Qu'est-ce qu'une information formalisée ? La loi ne le précise pas, mais lors des débats, le ministre de la Santé a affirmé que « les notes qui président à la rédaction définitive du dossier, les notes d'un étudiant ou les réflexions d'un médecin - cas de la psychiatrie, par exemple - ne font pas partie de la formalisation du dossier ». Les informations formalisées accessibles au patient doivent donc s'entendre comme présentant un certain degré d'élaboration et de validation.

D'après la rubrique juridique du « Bulletin du Conseil national de l'Ordre des médecins » de septembre 2002.

Une aide pour le médecin

Au total, l'informatique médicale peut-elle ou non apporter une aide au médecin pour communiquer le dossier médical ? « Oui, dit le Dr Yves Adenis-Lamarre, en restant dans le cadre où le médecin ne triche pas, ne camoufle pas ses données. »
« Non, lui répond le Dr Jean-Jacques Fraslin, les possibilités d'extraction des informations médicales sont, d'une part, très limitées et, d'autre part, peu crédibles. Un export au format texte n'offre aucune garantie au niveau de la traçabilité des informations. » Et d'ajouter : « Quels seront les critères de sélection par le praticien des informations qu'il juge transmissibles ? »
La difficulté pour le médecin est d'éviter de communiquer les informations traumatisantes, comme cela lui est recommandé à l'article 35 du CDM. Cegedim a tourné la difficulté en laissant le médecin adoucir et commenter le résumé patient, tout en conservant ce qui a été saisi en amont, qui reste opposable.
Il n'en demeure pas moins, et l'on peut citer ici Cegedim Logiciels Médicaux, que même si le logiciel apporte une aide précieuse, « en dernier ressort, nous redonnons la main au médecin, qui est seul capable d'apprécier le patient dans sa globalité. Notre position est formelle : l'éditeur de logiciel ne peut pas et ne doit pas se substituer au médecin. »

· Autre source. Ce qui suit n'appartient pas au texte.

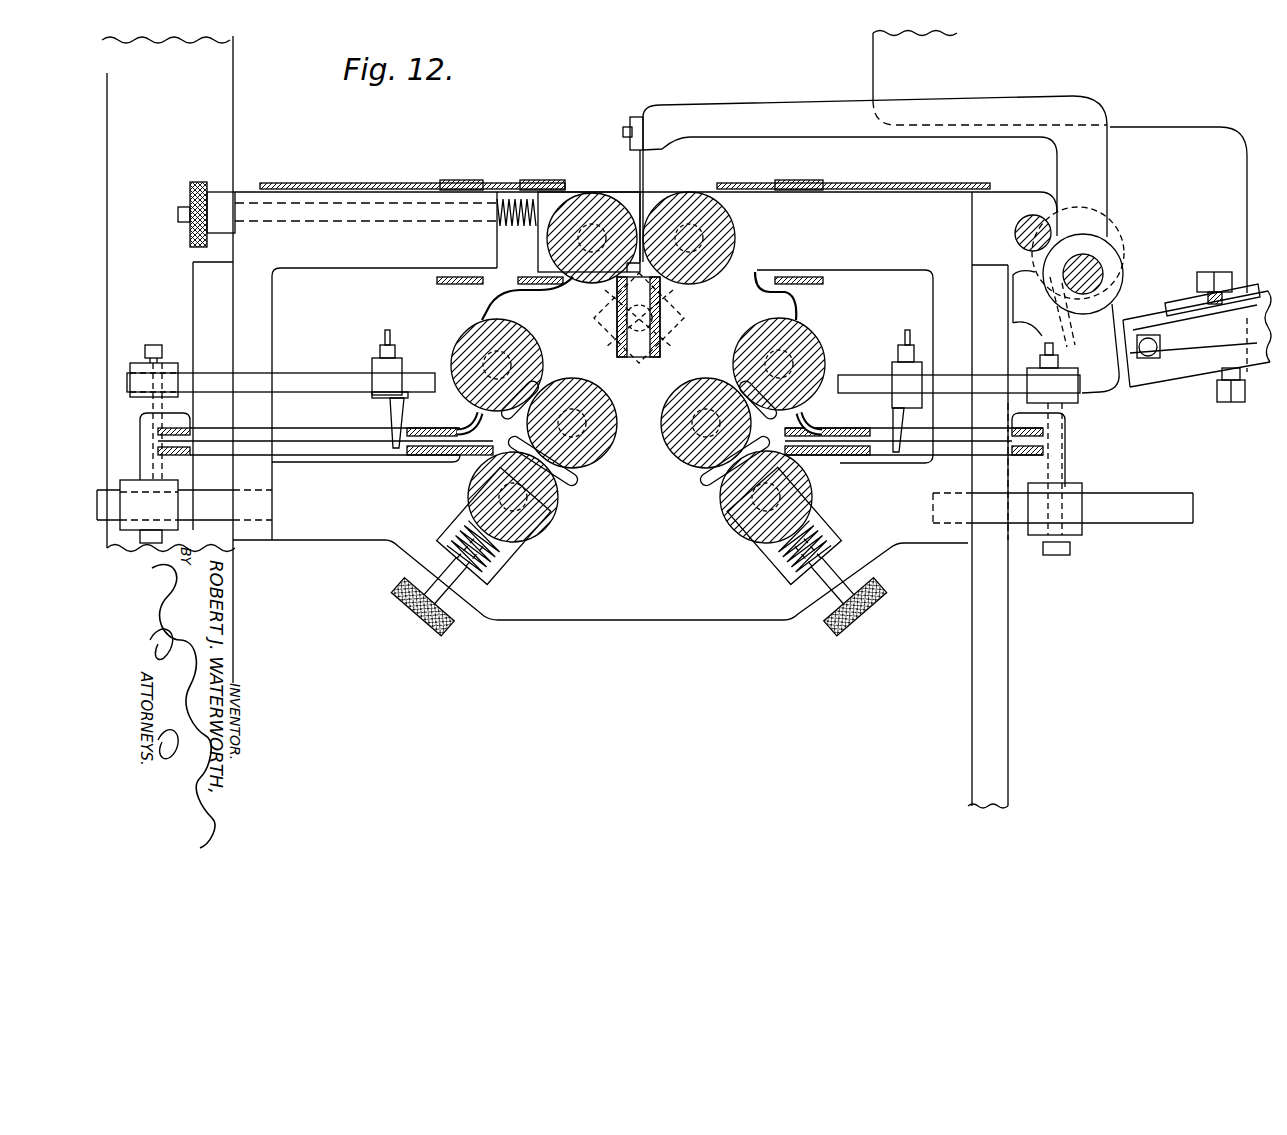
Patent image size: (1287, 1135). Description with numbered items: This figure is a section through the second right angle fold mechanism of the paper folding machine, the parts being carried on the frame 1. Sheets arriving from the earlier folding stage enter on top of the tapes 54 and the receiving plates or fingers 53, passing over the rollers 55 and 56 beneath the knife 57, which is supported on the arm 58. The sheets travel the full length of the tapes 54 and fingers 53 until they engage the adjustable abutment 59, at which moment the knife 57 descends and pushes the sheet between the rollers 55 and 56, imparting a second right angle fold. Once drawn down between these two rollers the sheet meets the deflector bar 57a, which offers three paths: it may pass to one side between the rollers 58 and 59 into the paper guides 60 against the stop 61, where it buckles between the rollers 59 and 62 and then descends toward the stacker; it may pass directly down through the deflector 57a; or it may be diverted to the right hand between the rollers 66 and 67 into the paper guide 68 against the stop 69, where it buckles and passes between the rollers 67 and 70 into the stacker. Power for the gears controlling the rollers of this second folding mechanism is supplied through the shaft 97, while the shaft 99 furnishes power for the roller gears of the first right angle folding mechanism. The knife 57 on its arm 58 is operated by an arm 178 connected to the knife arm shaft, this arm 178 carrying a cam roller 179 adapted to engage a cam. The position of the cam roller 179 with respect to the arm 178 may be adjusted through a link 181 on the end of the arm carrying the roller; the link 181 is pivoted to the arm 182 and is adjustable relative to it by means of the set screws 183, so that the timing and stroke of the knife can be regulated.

The frame 1 is at (232, 93).
The receiving plates or fingers 53 is at (404, 172).
The tapes 54 is at (540, 180).
The roller 55 is at (590, 195).
The roller 56 is at (694, 200).
The knife 57 is at (672, 176).
The deflector bar 57a is at (617, 321).
The arm 58 is at (752, 84).
The adjustable abutment 59 is at (587, 463).
The paper guides 60 is at (367, 413).
The stop 61 is at (402, 422).
The roller 62 is at (548, 530).
The roller 66 is at (798, 335).
The roller 67 is at (687, 466).
The paper guide 68 is at (856, 414).
The stop 69 is at (893, 410).
The roller 70 is at (725, 533).
The shaft 97 is at (1016, 224).
The shaft 99 is at (1088, 267).
The arm 178 is at (1110, 373).
The cam roller 179 is at (1247, 395).
The link 181 is at (1178, 348).
The arm 182 is at (1147, 335).
The set screws 183 is at (1213, 392).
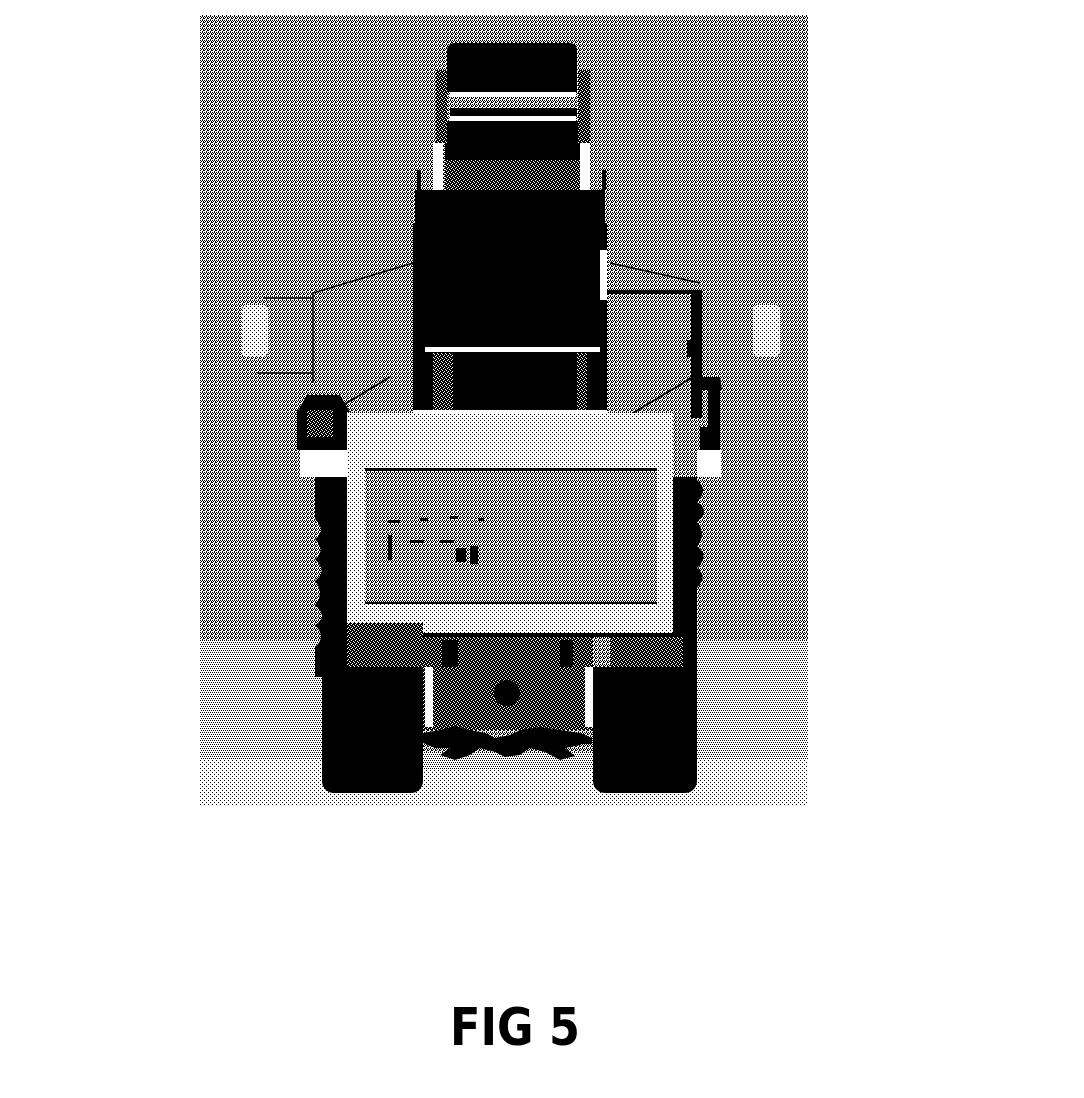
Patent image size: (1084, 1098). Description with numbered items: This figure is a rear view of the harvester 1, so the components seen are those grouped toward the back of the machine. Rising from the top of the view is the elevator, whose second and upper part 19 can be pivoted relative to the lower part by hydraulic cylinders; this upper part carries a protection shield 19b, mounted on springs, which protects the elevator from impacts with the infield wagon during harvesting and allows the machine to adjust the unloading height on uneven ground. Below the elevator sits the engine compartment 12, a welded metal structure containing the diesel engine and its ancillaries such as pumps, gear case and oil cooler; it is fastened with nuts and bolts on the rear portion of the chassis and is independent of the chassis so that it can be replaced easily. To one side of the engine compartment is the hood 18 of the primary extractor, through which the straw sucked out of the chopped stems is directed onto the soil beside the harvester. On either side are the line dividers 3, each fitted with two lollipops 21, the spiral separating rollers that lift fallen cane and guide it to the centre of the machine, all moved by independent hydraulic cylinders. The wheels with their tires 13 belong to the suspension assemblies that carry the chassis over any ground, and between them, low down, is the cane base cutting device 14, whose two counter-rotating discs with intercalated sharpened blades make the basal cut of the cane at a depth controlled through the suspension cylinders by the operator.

The harvester 1 is at (408, 197).
The line dividers 3 is at (300, 413).
The engine compartment 12 is at (672, 563).
The front tires 13 is at (323, 678).
The base cutting disc 14 is at (488, 747).
The hood 18 is at (690, 343).
The second and upper part of the elevator 19 is at (440, 68).
The protection shield 19b is at (410, 268).
The lollipops 21 is at (323, 527).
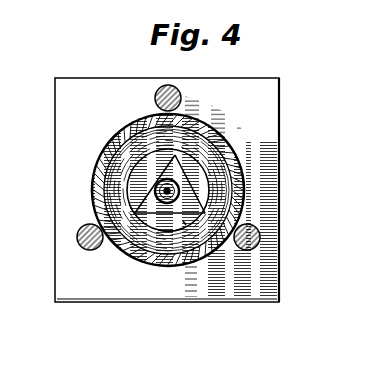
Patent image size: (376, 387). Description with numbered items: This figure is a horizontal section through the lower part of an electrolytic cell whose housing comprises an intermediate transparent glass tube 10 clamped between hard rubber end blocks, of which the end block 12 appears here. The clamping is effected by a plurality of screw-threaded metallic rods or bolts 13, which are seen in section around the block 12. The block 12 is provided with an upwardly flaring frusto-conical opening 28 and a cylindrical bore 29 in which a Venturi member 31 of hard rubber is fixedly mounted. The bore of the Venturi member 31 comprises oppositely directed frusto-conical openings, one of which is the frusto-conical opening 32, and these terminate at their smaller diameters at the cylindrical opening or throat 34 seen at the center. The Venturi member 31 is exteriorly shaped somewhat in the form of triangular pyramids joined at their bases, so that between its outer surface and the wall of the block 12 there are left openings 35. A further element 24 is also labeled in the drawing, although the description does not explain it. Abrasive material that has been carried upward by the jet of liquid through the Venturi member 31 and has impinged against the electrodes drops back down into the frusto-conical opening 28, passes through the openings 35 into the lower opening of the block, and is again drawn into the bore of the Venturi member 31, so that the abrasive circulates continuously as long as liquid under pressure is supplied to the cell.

The transparent glass tube 10 is at (248, 185).
The end block 12 is at (78, 86).
The screw-threaded metallic rods 13 is at (162, 86).
The spoke arm 24 is at (135, 213).
The frusto-conical opening 28 is at (190, 148).
The cylindrical bore 29 is at (169, 229).
The Venturi member 31 is at (202, 196).
The frusto-conical opening 32 is at (179, 185).
The throat 34 is at (236, 190).
The openings 35 is at (183, 220).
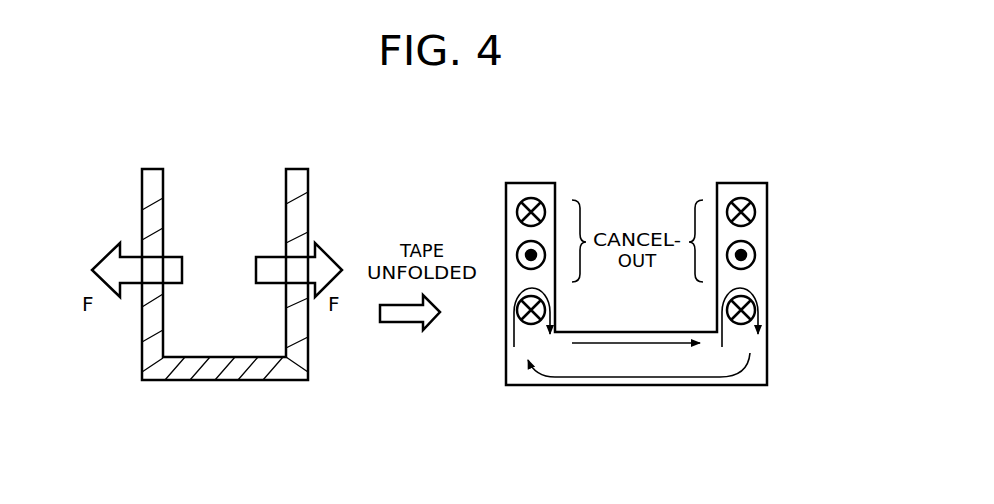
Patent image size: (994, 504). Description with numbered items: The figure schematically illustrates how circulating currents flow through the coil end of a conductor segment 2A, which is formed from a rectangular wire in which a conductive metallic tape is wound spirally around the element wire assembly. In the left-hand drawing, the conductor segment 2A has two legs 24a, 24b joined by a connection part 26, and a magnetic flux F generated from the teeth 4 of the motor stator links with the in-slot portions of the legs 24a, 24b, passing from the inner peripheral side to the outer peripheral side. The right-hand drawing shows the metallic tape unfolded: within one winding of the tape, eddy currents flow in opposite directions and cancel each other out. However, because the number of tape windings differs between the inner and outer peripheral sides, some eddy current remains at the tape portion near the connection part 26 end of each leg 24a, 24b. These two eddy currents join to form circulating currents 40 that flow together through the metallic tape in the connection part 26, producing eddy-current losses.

The teeth 4 is at (231, 287).
The conductor segment 2A is at (316, 171).
The leg 24a is at (142, 205).
The leg 24b is at (309, 189).
The connection part 26 is at (227, 383).
The circulating currents 40 is at (550, 376).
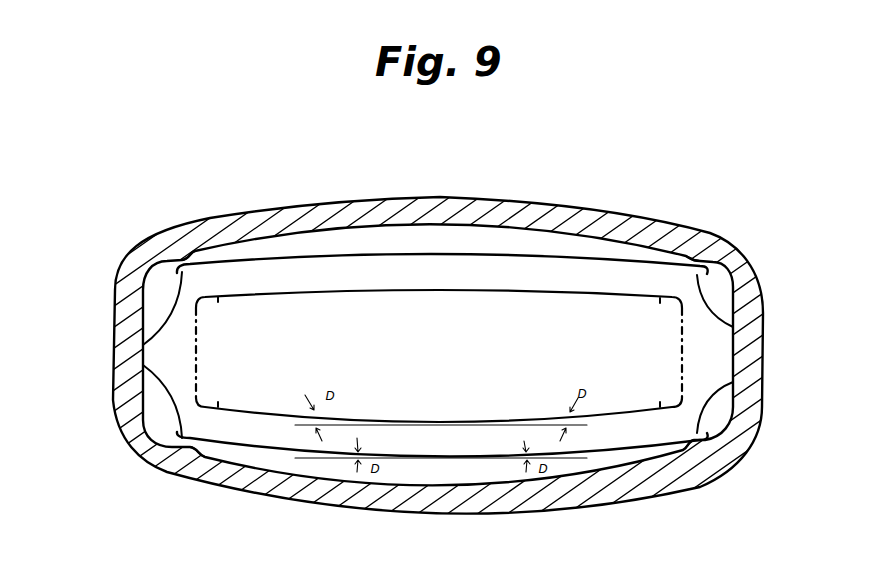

Dans les hôpitaux : de 15 à 50 % de demandes d'accès en plus

La loi du 4 mars 2002 a suscité une demande accrue des patients dans les services de gestion des dossiers médicaux des hôpitaux. « En juillet-août, nous avons eu 25 % de demandes en plus »*, souligne-t-on au service des dossiers médicaux au CHU de Montpellier, qui estime que la moyenne sera de 15 % d'augmentation sur l'année 2002. Autre exemple, à l'hôpital européen Georges-Pompidou, les demandes sont passées de 6 à 15 par mois.
Quels en sont les motifs : parfois, une expertise (contentieux, accident), souvent, des raisons personnelles : pour comprendre le décès d'un enfant ou d'un proche, ou des ascendants (plus rares), recherche d'origine pour des personnes nées sous X (mais auxquelles l'hôpital n'a pas le droit de révéler le nom de la mère), etc.
Il faut bien voir qu'un CHU comme Montpellier (2 800 lits), avec des millions de dossiers archivés sur vingt kilomètres linéaires, reçoit 1 300 demandes de communication de dossier par an. Malgré l'informatisation du dossier patient depuis sept ans, en l'absence de signature électronique, seul le dossier papier a une valeur légale. Le dossier communiqué est donc une copie du dossier papier et parfois du dossier informatisé, considéré comme suffisant si l'on n'est pas dans le cadre d'une expertise ou d'un contentieux. La fourniture du dossier au patient est une charge pour l'hôpital, le forfait facturé (16,56 euros) ne couvrant pas les frais réels (40 euros). La direction des systèmes d'information du CHU attend donc beaucoup de la mise en place de la signature électronique qui permettra, à terme, de remettre au patient son dossier sur cédérom. Cela sera bientôt le cas pour les dossiers d'imagerie.